Texture:Texture Virtuelle

De Celestia wiki

Histoire

Blue marbble tx 3968 908.jpg

Les textures virtuelles permettent à Celestia d'afficher des textures qu'il n'aurait jamais été possible de rendre sur un PC en les découpant en "tuiles" (en anglais : "tiles"). Seules sont donc chargées en mémoire et affichées celles apparaissant à l'écran. Dépassant aujourd'hui couramment les 128k de résolution, l'idée à l'origine était bien plus modeste : pouvoir utiliser les textures Blue Marble 32k fournies par la NASA, alors qu'avec les cartes graphiques d'aujourd'hui on arriverait presque à le faire en brut.

Cette technique est apparue avec la version 1.3.1 de Celestia (cf. le topic de Chris Laurel sur le forum officiel).

Fonctionnement

Il faut tout d'abord se remémorer le fonctionnement d'une texture : c'est une image rectangulaire dont la largeur est le double de la hauteur (comme un tatami !). Lorsqu'on parle d'une texture de 1k, cela signifie que sa résolution est de 1024 pixels en largeur, et de la moitié - soit 512 pixels - en hauteur. Le nombre de « k » correspond donc à la largeur de l'image en pixels divisée par 1024.

Le nombre de pixels permis pour la hauteur et la largeur d'une image doit toujours être une puissance entière de 2.

Les textures virtuelles fractionnent cette résolution, tout en conservant les proportions.

Nous allons donc utiliser de plus petites images pour opérer ce fractionnement. Ce seront nos fameuses « tuiles ».

Les tuiles

Puisque nous allons fractionner notre texture, il est judicieux de se demander quelle sera la taille des plus petits morceaux possibles (les tuiles).

Tout comme les côtés de la texture d'origine, ceux des tuiles doivent être des puissances entières de 2.

De plus les tuiles sont théoriquement carrées. Si jamais elles ne l'étaient pas, Celestia ferait comme si elles l'étaient. En pratique, le recours à des tuiles rectangulaires est exceptionnel.

On trouve couramment des textures virtuelles à base de tuiles de 512, 1024 ou 2048 pixels de côté.

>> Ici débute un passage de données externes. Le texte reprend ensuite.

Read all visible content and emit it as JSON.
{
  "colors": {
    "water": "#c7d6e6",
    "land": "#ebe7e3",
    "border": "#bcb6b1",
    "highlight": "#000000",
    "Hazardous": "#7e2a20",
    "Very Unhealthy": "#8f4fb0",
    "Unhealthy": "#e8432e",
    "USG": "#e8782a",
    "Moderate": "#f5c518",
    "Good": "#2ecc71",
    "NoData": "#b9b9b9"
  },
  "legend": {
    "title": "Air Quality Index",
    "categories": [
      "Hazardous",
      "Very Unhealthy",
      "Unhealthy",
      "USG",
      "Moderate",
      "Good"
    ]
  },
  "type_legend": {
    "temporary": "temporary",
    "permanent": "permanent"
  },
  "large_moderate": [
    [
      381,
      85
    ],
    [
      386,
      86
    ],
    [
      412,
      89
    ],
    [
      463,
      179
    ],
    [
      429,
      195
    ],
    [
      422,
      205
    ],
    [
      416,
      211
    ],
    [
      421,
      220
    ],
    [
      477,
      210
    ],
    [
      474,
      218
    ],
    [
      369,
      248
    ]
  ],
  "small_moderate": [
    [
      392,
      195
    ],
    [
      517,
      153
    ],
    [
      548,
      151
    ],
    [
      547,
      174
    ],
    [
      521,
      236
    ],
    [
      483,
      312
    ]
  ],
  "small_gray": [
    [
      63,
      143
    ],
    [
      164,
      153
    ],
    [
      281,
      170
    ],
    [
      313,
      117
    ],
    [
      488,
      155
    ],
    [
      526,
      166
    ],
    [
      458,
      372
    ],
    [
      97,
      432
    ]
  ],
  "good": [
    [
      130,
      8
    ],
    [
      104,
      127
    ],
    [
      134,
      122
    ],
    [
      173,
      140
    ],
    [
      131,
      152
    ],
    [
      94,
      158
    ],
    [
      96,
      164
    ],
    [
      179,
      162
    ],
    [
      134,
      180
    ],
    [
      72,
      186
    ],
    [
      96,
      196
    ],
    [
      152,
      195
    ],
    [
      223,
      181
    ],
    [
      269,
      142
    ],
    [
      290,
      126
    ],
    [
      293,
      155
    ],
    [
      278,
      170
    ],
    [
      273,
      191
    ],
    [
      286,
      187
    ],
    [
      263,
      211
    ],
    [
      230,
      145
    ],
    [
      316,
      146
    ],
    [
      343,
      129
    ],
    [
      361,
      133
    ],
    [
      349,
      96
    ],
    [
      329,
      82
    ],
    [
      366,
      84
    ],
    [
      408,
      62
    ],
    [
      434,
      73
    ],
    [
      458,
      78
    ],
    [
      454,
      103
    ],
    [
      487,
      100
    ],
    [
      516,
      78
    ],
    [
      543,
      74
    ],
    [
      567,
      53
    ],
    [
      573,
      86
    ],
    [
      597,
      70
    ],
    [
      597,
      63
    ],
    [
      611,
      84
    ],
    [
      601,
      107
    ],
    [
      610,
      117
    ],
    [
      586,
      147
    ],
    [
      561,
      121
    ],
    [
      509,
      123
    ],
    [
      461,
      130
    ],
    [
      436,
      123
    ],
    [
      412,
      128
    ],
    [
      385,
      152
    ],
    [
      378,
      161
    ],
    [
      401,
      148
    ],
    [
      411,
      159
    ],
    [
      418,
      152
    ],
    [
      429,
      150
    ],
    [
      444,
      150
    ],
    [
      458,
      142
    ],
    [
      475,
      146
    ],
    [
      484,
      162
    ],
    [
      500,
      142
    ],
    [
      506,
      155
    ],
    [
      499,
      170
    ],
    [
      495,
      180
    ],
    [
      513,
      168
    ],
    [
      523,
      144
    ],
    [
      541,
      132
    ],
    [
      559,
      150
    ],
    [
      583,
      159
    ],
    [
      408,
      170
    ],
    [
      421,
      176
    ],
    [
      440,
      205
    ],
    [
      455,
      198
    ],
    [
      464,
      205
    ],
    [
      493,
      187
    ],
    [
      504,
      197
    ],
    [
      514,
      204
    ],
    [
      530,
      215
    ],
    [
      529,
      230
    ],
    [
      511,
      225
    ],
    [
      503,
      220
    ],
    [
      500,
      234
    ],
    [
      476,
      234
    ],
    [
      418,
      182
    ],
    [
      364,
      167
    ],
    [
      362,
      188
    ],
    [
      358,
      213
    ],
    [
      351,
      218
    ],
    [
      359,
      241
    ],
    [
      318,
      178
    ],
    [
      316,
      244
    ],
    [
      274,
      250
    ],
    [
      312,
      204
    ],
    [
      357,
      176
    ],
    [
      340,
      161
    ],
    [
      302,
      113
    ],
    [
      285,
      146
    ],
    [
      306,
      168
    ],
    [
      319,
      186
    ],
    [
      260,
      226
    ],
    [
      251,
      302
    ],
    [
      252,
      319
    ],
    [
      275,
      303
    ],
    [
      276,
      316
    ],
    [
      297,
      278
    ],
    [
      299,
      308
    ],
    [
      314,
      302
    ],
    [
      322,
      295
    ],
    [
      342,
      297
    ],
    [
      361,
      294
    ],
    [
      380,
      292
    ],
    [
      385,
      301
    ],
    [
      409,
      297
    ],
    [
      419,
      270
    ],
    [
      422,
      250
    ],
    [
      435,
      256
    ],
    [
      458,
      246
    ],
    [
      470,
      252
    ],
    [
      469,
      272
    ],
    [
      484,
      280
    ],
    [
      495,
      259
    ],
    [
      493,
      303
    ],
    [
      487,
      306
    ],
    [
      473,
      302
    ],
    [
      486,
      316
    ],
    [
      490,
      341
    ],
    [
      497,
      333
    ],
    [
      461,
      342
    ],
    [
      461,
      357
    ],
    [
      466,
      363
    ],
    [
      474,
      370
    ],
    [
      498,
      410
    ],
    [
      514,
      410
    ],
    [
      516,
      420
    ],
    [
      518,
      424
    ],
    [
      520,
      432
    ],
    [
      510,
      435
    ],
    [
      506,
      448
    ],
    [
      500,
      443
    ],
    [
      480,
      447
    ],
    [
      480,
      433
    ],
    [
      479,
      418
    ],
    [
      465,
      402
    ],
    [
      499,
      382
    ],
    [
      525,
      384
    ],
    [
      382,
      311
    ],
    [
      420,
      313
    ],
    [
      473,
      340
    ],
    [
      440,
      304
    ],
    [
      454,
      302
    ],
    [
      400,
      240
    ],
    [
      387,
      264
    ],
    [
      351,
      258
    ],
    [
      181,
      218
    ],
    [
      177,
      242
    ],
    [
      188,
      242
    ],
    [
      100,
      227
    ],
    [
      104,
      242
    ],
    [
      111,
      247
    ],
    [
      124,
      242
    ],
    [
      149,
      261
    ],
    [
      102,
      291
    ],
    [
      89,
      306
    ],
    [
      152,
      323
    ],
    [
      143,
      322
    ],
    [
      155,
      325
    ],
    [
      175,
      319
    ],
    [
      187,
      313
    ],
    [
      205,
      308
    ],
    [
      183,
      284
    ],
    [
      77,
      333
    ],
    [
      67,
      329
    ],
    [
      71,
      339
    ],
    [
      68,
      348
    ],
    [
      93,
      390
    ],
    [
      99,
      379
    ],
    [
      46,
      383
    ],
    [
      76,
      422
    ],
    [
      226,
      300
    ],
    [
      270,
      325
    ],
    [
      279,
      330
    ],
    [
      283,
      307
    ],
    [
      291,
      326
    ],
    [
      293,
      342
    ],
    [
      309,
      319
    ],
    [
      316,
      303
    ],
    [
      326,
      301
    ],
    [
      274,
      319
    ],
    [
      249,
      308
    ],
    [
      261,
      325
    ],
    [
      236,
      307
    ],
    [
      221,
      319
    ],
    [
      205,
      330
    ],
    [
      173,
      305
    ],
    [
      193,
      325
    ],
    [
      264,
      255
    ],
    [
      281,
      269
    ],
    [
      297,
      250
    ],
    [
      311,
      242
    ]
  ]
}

Les petites tuiles permettent de faire fonctionner la texture virtuelle sur des ordinateurs modestes dont la carte graphique n'est pas capable d'avaler de plus gros morceaux. Par contre un ordinateur moderne et puissant sera obligé de charger un nombre plus important de fichiers pour afficher une image et gaspillera du temps en allant les chercher sur le disque dur.

Pour la suite de l'article nous déciderons d'utiliser des tuiles de 512 sur 512 pixels afin que notre texture soit accessible à ceux qui pensaient déjà changer d'ordinateur il y a cinq ans mais qui ne s'y sont toujours pas résolus. ;-)

Revenons à notre texture à « virtualiser ». On se souvient qu'elle est rectangulaire dans un rapport de 2 en largeur sur 1 en hauteur.

Avec notre tuile qui fait 512x512, on voit que la plus petite texture possible fait 1024x512 pixels (1k).

Nous avons simplement coupé notre texture en 2 morceaux. Voyons ce qui se passe avec des textures plus détaillées.

Nous prendrons l'exemple réaliste d'une texture de 32k.

Avec notre tuile de base de 512*512 pixels, il faudra la couper en 64 dans la longueur et en 32 dans la largeur ce qui nous fait déjà 64*32=2048 tuiles.

Si nous avions utilisé des tuiles de 2048x248 pixels nous n'aurions été obligés de couper la texture qu'en 16*8=128 tuiles (fichiers) seulement. A condition que notre carte graphique accepte cette taille de tuile (et c'est le cas pour la majorité des ordinateurs actuels) nous faisons une grosse économie sur les temps de chargement.

Cette méthode revient à appliquer un fractionnement que nous appellerons horizontal, puisque se contentant de partitionner l'existant en plusieurs morceaux. poker gratuit

Tout cela est très impressionnant. Mais si je coupe ma planète en 2048 morceaux et que j'arrive de l'espace, je verrai un hémisphère complet et il faudra quand même que j'affiche la moitié des morceaux. Tous ces morceaux (1024) devront être lus un par un par l'ordinateur et recombinés pour former la texture que notre carte graphique devra afficher. De plus, la taille totale des morceaux sera très supérieure à celle qu'il aurait été utile de charger. Notre prétendue astuce n'a fait qu'empirer les choses !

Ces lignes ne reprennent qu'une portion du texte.